As the report points out, in the 20 years between 1985 and 2005, Australia built an average of 150,000 homes each year for every 240,000 increase in population. That translates to 60 per cent of a new home constructed for each new person.
But in the past six years, this trend has changed. By mid-2009, the population had to rise by 480,000 in order to achieve the 150,000 new homes constructed in a year. For each new person, only 30 per cent of a home was constructed. It’s even worse in NSW, where only 20 per cent is constructed for each new person.

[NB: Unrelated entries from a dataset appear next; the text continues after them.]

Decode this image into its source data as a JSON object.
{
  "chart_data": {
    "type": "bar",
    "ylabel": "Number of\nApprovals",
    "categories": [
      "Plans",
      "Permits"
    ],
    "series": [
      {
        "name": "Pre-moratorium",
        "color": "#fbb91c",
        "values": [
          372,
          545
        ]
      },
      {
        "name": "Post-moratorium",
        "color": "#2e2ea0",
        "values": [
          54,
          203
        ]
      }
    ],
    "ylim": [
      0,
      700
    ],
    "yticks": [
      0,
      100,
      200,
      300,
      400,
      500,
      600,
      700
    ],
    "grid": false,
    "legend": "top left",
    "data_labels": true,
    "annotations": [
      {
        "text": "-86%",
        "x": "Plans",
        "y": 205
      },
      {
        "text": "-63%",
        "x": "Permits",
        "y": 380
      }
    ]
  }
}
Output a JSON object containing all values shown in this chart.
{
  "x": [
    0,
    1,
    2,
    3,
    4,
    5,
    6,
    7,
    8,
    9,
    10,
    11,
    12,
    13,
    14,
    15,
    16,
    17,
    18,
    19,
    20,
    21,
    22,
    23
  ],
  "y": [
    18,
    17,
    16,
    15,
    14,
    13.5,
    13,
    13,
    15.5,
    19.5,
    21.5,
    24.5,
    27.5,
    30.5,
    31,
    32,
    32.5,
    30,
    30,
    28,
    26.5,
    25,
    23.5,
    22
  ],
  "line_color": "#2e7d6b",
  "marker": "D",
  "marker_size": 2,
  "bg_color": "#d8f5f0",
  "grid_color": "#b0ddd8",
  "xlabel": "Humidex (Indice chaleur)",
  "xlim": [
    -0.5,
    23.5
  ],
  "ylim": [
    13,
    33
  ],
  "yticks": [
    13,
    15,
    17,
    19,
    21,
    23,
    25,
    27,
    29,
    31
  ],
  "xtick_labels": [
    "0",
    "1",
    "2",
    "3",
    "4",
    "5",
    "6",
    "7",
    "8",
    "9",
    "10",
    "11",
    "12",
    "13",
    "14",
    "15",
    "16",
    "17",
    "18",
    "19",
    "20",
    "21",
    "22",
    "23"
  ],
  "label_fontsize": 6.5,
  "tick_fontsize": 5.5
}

At the same time, there’s a huge change in the demand for housing, as the children of the Baby Boomers are now hitting the key household formation age.
Over the past five years, there’s been a surge in the growth rate of the 25-29 age group – which has been rising by an average 3.7 per cent each year. This will result in an average 2.7 per cent annual growth rate in the 30-34 year age group in the five years to 2016. This is a dramatic increase, considering these two age groups averaged growth rates of less than 0.3 per cent per annum for the 15 years up to 2006.
The combination of these two factors – the increasing population, and the growing number of people in the key household formation age – is setting the state for a chronic housing shortage.